Review: Pharmakon – Contact

sbr175-pharmakon-300The loops are walls. Recurrent pulses and buzzes repeat until they solidify, thickening into three inches of steel, then four as the loop returns again, asserting themselves on all sides of the stereo frame, sealing off all potential routes of exit. For a record that concerns itself with the act of transcendence – travelling out of the body via an intensely physical music – these loops are a paradox. So often I perceive looping as an spiritually projective act, repeating gestures until they shed their corporeal surface and become something much more profound. There’s an element of that on Contact. Yet ultimately, I can’t shake the sense that the loops are the very barrier to transcendent escape. These clotted lattices of feedback and object rise like totemic amalgams of junkyard mess, funnelling rust into amputated car doors and crooked girder limbs into hunks of unidentifiable grey. I’m surrounded by incestuous, violently serrated odes to materialism and our preoccupation with waste. Distortion and electronics intensify. The walls get higher and thicker.

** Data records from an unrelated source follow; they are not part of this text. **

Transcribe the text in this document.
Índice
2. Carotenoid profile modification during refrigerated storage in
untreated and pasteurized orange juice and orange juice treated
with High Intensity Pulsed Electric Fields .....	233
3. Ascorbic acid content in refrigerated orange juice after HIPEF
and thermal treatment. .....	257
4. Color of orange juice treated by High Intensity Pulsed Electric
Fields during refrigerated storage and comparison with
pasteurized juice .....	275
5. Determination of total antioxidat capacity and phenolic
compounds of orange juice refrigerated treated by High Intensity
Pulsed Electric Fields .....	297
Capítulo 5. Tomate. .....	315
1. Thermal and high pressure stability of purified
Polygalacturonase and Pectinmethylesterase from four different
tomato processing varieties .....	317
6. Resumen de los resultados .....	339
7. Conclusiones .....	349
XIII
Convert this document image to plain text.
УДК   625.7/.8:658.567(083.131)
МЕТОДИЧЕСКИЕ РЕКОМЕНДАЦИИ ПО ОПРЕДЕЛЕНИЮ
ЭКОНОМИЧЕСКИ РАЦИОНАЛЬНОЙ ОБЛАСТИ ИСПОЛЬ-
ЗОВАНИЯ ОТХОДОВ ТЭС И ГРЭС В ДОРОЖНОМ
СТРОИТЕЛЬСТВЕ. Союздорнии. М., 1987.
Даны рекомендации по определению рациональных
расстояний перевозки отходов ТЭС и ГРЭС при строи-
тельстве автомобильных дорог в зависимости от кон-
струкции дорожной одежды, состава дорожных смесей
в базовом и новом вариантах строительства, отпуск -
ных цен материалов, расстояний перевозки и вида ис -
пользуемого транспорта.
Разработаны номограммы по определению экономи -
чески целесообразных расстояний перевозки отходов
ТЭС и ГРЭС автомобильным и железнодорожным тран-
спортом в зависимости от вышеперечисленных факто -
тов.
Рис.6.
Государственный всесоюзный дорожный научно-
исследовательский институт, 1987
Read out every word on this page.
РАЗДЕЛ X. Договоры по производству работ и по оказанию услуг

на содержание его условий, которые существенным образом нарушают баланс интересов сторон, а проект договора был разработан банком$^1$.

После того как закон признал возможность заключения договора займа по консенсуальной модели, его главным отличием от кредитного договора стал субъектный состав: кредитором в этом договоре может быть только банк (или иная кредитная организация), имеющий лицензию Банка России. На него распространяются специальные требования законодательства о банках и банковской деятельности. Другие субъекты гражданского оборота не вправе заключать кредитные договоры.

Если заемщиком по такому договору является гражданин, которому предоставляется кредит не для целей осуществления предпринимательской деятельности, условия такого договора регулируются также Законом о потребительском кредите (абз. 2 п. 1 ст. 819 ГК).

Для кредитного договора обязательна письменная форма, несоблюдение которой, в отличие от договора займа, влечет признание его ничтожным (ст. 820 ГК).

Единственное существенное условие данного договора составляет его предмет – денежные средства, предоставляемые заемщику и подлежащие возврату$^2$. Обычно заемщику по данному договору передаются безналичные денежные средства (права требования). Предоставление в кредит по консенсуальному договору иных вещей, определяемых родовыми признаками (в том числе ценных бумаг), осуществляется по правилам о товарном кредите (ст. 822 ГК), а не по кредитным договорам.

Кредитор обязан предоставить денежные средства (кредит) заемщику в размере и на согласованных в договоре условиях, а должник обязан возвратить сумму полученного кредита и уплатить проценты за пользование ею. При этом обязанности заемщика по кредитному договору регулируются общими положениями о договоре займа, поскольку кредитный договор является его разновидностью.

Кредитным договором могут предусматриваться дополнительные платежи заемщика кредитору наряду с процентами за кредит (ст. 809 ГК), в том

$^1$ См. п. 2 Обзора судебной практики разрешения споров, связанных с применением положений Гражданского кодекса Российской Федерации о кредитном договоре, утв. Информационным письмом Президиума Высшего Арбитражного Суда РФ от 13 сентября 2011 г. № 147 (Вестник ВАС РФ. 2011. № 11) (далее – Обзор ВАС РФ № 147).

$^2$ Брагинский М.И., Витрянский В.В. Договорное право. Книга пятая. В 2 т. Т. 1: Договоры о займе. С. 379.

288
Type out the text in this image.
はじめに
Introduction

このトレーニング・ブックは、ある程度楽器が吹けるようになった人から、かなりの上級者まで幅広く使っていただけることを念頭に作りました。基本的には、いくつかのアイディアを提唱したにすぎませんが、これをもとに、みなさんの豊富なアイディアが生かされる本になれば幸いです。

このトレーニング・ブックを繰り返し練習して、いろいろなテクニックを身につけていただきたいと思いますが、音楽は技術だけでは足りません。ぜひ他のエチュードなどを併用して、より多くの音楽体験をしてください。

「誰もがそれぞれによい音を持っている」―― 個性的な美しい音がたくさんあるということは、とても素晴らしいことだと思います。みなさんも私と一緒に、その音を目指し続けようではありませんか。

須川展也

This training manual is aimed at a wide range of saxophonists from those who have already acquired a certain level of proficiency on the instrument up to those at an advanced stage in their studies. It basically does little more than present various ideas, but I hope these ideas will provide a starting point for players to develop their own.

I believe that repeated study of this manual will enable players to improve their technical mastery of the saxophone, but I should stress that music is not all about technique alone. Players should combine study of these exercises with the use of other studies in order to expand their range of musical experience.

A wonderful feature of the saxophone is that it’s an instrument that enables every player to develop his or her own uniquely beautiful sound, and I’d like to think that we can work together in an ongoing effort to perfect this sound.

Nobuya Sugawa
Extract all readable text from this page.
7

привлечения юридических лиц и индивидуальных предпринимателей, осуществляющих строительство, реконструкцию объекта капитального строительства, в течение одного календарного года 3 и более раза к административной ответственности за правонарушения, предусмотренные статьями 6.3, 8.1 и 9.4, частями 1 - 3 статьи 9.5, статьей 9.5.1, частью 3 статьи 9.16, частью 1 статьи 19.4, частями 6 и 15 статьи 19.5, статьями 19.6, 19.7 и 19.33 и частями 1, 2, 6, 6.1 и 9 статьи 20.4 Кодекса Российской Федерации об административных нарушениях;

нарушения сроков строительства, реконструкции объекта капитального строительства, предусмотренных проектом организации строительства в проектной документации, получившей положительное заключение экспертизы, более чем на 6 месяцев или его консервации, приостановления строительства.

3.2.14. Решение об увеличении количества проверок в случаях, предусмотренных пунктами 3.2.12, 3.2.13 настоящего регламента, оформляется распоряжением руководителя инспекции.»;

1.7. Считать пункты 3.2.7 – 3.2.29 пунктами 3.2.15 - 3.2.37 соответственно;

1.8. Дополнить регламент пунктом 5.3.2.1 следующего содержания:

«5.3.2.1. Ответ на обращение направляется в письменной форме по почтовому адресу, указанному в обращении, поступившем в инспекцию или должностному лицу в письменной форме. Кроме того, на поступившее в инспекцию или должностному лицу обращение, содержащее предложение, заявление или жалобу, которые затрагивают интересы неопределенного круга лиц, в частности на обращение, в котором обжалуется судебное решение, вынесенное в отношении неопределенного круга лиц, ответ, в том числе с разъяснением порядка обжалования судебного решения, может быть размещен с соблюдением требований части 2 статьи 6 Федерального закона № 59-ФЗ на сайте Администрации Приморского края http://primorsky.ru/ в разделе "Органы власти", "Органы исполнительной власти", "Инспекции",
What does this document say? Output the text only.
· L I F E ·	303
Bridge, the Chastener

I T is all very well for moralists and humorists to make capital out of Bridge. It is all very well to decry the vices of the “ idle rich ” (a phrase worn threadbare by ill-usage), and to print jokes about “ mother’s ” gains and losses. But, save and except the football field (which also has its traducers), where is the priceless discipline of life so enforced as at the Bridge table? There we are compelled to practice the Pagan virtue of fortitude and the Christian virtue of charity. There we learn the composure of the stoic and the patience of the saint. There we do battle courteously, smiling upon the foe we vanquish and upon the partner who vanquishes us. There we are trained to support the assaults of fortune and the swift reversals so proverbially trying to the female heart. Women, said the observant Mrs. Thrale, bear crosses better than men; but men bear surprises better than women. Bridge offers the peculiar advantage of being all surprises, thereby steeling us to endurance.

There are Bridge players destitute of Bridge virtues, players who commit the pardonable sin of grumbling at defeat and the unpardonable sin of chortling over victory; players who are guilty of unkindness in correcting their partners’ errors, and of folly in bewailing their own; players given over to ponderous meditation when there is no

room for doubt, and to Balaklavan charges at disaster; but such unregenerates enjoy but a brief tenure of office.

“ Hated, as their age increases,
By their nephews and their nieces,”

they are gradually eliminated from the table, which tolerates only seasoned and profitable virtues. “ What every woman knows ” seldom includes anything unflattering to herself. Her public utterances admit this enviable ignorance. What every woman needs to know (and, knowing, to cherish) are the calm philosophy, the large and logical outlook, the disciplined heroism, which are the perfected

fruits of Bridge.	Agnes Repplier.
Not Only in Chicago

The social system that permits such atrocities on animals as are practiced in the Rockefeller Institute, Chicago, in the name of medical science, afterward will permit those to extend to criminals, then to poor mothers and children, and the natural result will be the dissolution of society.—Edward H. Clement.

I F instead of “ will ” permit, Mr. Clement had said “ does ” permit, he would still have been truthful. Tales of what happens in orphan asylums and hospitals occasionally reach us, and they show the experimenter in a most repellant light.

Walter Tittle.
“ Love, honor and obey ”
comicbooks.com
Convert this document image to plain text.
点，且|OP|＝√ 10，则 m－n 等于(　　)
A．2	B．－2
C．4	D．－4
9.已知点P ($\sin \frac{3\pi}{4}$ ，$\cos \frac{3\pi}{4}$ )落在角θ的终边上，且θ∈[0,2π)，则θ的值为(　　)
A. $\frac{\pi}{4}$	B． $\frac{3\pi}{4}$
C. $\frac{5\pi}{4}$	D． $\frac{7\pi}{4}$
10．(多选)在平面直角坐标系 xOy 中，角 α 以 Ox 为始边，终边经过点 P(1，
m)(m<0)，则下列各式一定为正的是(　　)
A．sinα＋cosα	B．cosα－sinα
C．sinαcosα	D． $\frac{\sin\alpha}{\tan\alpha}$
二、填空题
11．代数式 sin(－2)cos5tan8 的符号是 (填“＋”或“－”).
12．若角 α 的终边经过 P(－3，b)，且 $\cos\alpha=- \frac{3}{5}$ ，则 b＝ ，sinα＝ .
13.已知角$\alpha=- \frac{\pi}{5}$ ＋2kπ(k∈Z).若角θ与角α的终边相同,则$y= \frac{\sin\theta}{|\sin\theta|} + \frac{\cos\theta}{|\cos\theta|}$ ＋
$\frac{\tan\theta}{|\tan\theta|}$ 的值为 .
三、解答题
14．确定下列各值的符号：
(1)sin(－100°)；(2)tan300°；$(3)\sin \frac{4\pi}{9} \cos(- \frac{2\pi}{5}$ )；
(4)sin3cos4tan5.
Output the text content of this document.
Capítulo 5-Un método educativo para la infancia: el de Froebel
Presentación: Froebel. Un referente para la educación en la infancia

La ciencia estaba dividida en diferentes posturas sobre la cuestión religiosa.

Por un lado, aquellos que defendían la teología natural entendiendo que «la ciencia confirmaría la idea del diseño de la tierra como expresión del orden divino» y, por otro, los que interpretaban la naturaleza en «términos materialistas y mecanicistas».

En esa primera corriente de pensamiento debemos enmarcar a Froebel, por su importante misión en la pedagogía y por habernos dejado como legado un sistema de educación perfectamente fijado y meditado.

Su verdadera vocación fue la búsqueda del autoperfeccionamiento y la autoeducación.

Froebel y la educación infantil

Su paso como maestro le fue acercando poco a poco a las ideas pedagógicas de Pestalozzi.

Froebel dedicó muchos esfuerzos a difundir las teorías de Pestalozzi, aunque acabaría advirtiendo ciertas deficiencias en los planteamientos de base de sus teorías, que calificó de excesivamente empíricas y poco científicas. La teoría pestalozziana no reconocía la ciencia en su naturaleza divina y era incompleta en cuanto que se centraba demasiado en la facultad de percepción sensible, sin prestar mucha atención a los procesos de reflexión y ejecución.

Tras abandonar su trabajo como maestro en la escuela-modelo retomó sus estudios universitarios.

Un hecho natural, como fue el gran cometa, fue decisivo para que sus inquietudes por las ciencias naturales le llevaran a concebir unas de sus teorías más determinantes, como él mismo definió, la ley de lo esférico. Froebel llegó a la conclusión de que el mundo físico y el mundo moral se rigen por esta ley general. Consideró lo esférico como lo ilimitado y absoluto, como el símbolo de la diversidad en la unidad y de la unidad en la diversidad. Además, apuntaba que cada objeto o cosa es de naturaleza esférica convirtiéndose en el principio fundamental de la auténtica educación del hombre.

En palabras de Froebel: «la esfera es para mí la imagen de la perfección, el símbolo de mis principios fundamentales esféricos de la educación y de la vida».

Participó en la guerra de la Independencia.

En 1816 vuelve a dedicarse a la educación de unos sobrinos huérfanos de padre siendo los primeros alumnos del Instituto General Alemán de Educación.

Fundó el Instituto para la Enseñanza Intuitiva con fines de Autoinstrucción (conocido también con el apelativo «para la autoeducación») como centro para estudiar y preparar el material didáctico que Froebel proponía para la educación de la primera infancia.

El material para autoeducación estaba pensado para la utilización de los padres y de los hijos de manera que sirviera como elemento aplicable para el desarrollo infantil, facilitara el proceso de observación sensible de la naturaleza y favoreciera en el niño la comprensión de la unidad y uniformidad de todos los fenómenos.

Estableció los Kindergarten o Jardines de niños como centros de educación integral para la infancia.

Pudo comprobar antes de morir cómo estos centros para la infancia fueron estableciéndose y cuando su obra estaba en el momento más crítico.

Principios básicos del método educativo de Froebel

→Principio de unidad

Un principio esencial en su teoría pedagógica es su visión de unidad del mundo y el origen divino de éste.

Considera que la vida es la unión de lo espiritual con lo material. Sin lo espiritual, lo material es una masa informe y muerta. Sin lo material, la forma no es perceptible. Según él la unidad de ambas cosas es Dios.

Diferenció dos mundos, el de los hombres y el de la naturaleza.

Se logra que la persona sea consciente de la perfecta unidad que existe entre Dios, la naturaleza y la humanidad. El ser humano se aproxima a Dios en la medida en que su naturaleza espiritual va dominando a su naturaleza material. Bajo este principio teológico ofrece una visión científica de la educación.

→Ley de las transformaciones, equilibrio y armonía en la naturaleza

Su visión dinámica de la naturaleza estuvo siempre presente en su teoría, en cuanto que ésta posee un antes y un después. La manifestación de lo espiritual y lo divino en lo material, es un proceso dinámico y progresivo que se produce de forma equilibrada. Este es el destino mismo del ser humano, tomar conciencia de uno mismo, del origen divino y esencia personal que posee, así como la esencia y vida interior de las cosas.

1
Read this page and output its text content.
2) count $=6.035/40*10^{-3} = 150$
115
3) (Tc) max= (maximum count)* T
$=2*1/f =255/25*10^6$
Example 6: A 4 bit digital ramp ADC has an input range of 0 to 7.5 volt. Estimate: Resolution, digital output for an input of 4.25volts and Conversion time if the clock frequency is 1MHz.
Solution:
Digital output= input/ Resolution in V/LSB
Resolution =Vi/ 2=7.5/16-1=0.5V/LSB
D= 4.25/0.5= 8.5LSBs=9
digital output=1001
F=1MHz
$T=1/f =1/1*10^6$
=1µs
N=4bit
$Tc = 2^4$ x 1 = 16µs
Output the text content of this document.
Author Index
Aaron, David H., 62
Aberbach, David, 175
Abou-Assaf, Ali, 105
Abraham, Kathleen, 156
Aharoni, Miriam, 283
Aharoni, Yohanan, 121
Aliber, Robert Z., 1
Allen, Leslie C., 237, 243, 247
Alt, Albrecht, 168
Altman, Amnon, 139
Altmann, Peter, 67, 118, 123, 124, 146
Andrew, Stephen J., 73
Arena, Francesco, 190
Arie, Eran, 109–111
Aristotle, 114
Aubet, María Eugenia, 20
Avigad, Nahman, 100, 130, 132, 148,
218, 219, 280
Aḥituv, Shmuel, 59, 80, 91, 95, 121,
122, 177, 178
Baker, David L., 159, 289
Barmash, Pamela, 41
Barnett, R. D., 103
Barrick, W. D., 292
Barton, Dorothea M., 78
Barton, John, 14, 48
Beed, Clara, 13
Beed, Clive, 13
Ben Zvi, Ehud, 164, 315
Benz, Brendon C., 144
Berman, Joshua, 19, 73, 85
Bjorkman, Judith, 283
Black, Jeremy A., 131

In a bid to overcome the very barricade she’s built for herself, I hear Margaret Chardiet forcing her spirit upward out of her mouth. It’s the only way out. As the walls creep higher her screams become louder, ejected like missiles into the sky, vacating her body in a manner that feels anguished but also thoroughly liberated. On tracks like “No Natural Order” – where her shrieks catapult off the sounds of explosion and ascend through splinters of glass – am I bearing witness to an emotional intensity? Or is this simply the physical force required to unbind the voice from the flesh that brings it to be? Just as the loops of noise signify both the quest for transcendence and its very obstruction (so beautifully encapsulated in the eternally ascending glissando cocoon of “Sentient”, whose upward trajectory is little but an illusion), Chardiet’s voice co-opts the vocalisations of human despondency to press away from worldly concern, embodying shrill terror and hyperventilated despair until she bursts right out of them. The walls are high, but Pharmakon’s determination stretches higher still.